Glossary of Terms
Traditional IRA is an individual retirement account (IRA) that allows individuals to direct pretax income, up to specific annual limits, toward investments that can grow tax-deferred (no capital gains or dividend income is taxed). Individual taxpayers are allowed to contribute 100% of compensation up to a specified maximum dollar amount to their Traditional IRA. Contributions to the Traditional IRA may be tax-deductible depending on the taxpayer's income, tax-filing status and other factors.
Required Minimum Distribution (RMD) is the amount that Traditional, SEP and SIMPLE IRA owners and qualified plan participants must begin distributing from their retirement accounts by April 1 following the year they reach age 70½. RMD amounts must then be distributed each subsequent year.
Roth IRA is an individual retirement plan that bears many similarities to the traditional IRA, but contributions are not tax deductible and qualified distributions are tax free.
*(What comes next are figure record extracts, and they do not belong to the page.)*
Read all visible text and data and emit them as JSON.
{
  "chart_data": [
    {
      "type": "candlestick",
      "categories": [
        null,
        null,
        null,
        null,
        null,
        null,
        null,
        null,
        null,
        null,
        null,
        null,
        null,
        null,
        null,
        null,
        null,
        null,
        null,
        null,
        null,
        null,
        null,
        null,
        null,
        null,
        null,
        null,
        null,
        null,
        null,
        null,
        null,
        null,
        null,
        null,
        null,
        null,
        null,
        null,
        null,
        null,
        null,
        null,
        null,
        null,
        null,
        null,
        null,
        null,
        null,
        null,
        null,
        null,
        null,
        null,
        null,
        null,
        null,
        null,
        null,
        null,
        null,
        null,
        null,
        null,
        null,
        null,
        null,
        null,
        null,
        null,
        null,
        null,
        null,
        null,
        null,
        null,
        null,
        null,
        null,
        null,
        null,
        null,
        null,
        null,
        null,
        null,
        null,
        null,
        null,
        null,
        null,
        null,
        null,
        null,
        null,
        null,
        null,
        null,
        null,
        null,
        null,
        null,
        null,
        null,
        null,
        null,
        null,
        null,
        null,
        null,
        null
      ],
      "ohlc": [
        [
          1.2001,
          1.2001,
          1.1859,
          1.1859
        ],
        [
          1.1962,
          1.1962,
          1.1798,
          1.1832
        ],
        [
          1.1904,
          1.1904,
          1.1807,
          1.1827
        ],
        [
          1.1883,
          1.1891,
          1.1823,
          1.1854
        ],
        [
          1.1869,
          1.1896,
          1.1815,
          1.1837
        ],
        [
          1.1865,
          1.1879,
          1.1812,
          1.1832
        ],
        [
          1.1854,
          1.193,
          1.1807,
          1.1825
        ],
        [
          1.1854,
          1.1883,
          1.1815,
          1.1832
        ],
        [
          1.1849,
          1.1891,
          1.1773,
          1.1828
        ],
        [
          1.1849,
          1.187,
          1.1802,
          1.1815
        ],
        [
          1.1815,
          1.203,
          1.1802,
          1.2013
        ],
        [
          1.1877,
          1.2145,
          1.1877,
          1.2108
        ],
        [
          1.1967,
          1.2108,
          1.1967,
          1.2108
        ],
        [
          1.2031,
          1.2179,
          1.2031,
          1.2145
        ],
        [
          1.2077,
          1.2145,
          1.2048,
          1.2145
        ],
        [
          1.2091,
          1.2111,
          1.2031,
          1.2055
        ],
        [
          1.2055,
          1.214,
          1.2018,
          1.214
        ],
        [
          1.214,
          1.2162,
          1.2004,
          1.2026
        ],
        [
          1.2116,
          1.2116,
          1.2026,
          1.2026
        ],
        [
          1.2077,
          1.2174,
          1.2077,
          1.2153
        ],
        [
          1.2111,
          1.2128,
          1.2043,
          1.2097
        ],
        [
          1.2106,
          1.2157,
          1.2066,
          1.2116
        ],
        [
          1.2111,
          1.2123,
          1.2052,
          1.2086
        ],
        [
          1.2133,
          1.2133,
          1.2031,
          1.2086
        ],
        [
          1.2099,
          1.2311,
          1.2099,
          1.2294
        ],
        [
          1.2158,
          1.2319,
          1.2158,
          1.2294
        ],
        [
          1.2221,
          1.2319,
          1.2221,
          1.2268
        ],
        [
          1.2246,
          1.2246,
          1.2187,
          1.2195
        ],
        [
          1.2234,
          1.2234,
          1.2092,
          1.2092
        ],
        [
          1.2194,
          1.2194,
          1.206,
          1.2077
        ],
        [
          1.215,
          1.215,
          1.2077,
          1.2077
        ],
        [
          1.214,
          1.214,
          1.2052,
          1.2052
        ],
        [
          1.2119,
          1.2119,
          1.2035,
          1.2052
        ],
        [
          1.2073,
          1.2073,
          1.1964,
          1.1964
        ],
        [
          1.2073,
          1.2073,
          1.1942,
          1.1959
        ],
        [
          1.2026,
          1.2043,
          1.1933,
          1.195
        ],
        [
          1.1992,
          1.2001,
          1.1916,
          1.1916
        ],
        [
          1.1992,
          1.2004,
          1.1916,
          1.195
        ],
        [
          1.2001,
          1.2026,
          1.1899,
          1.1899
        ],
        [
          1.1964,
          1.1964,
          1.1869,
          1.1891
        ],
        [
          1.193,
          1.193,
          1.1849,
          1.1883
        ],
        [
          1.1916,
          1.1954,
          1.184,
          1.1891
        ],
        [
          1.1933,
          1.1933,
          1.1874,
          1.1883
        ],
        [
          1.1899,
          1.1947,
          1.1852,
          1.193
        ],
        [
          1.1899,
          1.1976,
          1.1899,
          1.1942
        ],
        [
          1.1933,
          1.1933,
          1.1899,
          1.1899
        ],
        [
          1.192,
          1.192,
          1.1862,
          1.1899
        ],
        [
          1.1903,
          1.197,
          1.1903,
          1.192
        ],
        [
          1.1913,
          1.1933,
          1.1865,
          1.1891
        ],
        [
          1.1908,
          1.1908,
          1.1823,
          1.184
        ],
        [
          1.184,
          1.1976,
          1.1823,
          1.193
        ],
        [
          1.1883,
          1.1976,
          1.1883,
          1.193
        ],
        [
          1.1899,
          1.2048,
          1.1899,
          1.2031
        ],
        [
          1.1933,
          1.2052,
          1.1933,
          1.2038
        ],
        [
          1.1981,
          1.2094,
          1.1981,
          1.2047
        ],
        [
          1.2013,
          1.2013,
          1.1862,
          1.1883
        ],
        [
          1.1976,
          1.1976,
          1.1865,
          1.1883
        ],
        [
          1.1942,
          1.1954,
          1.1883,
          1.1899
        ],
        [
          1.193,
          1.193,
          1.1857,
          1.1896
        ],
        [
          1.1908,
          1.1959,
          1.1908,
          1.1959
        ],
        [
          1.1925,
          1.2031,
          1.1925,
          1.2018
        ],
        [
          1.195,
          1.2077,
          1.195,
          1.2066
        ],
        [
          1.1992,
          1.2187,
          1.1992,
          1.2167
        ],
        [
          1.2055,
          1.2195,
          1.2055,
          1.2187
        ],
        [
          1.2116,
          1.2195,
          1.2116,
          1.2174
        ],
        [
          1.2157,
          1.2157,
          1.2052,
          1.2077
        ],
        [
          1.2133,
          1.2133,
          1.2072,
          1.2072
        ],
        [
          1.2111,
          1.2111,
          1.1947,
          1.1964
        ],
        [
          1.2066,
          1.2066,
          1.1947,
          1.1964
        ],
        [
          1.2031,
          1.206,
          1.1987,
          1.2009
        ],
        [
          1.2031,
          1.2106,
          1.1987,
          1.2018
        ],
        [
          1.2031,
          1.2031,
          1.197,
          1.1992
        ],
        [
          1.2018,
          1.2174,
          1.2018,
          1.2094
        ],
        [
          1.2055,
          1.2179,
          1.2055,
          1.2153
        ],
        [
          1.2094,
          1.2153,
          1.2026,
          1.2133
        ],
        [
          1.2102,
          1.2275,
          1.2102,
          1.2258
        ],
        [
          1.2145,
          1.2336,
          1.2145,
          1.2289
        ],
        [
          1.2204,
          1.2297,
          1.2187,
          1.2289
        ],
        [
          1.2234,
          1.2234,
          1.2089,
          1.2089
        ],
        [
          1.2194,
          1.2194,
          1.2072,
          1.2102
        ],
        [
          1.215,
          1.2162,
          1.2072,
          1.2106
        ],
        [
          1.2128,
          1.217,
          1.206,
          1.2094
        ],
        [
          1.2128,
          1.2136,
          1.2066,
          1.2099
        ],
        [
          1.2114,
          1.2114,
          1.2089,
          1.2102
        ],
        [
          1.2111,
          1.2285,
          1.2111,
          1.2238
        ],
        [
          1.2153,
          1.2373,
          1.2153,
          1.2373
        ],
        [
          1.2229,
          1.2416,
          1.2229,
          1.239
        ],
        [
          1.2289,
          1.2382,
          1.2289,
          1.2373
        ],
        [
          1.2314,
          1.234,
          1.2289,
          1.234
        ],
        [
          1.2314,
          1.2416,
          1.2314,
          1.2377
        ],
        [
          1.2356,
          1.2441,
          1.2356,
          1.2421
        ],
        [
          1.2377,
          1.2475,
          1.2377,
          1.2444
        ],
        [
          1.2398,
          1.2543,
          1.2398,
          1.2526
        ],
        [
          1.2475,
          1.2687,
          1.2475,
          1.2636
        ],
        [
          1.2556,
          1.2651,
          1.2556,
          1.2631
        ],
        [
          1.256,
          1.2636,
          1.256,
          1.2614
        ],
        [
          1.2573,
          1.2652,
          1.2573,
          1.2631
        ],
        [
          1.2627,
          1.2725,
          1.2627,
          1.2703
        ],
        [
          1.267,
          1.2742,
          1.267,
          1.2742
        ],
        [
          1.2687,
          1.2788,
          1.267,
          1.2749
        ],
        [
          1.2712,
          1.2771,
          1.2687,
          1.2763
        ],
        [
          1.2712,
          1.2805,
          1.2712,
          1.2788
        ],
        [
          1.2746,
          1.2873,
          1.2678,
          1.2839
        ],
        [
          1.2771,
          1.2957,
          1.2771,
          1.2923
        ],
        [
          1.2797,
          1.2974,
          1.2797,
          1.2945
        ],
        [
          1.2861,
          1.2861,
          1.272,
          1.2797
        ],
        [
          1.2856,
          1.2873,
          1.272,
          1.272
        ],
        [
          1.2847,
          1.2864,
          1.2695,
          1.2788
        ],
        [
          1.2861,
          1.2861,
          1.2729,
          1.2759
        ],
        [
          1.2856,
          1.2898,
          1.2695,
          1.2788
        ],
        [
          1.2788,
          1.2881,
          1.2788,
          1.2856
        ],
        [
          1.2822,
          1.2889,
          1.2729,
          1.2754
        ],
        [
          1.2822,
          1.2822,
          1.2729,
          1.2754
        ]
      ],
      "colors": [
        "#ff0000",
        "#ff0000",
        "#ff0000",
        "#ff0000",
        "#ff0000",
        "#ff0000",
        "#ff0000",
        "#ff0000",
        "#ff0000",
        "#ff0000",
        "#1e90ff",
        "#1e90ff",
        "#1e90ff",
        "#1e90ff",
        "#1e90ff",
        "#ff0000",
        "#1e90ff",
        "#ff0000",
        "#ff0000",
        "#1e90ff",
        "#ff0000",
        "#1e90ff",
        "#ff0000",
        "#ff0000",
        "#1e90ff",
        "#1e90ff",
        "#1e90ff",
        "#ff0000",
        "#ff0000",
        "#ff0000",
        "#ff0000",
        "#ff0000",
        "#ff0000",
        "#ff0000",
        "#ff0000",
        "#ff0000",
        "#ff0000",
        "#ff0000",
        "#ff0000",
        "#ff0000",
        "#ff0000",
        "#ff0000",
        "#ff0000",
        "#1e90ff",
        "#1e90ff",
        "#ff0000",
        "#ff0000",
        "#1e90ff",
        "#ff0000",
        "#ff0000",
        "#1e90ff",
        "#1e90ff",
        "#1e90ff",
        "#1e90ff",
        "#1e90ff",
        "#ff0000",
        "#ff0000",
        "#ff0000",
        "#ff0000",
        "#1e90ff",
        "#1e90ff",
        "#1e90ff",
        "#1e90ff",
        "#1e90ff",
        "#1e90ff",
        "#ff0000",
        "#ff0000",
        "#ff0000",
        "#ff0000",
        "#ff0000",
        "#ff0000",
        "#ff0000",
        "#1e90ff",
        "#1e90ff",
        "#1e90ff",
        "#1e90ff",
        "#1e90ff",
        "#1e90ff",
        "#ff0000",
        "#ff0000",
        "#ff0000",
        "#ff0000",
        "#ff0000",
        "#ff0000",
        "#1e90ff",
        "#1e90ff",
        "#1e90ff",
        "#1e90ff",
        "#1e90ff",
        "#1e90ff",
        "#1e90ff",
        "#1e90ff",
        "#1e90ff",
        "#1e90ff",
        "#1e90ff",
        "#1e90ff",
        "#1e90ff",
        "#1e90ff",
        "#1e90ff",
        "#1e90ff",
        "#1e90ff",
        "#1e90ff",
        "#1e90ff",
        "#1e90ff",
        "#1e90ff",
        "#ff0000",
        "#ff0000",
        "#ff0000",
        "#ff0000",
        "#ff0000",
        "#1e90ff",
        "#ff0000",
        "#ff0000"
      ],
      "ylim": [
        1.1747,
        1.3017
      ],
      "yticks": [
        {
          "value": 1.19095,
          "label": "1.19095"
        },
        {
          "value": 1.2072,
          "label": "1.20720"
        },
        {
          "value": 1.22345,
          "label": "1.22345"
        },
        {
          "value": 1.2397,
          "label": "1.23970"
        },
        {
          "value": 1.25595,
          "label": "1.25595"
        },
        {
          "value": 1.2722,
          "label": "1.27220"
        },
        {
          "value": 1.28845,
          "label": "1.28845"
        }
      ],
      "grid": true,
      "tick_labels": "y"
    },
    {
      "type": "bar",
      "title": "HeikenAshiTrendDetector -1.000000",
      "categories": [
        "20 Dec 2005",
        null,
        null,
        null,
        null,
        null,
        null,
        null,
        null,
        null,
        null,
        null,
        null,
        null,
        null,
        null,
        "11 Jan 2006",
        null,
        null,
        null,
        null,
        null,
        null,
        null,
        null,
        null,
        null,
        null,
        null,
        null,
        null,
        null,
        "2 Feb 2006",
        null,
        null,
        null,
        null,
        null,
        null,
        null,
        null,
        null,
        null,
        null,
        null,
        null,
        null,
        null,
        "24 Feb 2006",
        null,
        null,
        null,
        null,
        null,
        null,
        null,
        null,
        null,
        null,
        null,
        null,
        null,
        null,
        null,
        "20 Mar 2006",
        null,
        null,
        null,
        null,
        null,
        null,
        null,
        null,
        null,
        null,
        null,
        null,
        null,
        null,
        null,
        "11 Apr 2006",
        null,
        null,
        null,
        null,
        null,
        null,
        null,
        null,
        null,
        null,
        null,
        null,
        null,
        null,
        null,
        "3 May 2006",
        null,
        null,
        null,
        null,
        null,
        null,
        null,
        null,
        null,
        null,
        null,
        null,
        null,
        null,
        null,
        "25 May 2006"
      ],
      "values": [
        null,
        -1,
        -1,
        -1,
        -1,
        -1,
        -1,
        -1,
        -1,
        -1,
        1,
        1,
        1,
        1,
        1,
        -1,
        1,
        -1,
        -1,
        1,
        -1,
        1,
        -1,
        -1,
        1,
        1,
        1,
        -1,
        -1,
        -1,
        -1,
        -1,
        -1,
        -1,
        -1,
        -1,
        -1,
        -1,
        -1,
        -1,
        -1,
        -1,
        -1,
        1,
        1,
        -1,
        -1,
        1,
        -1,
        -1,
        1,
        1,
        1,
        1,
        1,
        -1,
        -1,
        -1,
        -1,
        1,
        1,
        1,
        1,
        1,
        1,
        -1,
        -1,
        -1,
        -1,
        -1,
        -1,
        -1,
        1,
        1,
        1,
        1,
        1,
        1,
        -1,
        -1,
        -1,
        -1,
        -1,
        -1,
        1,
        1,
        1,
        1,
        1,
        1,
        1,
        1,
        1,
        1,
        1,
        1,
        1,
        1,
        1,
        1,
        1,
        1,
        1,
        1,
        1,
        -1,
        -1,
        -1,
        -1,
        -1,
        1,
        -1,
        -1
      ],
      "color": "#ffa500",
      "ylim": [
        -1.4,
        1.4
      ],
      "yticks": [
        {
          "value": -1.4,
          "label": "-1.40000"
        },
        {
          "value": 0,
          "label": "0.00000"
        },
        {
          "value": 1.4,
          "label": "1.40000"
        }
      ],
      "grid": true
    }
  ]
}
Distributions, including accumulated earnings, may be made tax-free if the account has been held at least 5 years and the individual is at least 59½, or if any of the IRS exceptions apply. Similar to other retirement plan accounts, non-qualified distributions from a Roth IRA may be subject to a penalty upon withdrawal.
Simplified Employee Pension (SEP) IRA is a retirement plan that an employer or self-employed individuals can establish. The employer is allowed a tax deduction for contributions made to the SEP plan and makes contributions to each eligible employee's SEP IRA on a discretionary basis.
SAR-SEP Plan A SAR-SEP is a salary reduction SEP that had to be established before January 1, 1997. Employees may contribute the same amounts as with a 401(k). There are no matching contributions. Half of all eligible employees must participate. No more than 25 employees may be eligible.
SIMPLE IRA is a retirement plan that can be used by most small businesses with 100 or fewer employees. SIMPLE stands for "Savings Investment Match Plan for Employees"; IRA stands for "individual retirement account." Employers can choose to make a mandatory 2% retirement account contribution to all employees or an optional matching contribution of up to 3%. Employees can contribute a maximum of $12,000 annually in 2013; the maximum is increased periodically to account for inflation.
401(k) Plan is a qualified plan established by employers to which eligible employees may make salary deferral (salary reduction) contributions on a post-tax and/or pretax basis. Employers offering a 401(k) plan may make matching or non-elective contributions to the plan on behalf of eligible employees and may also add a profit-sharing feature to the plan. Earnings accrue on a tax-deferred basis.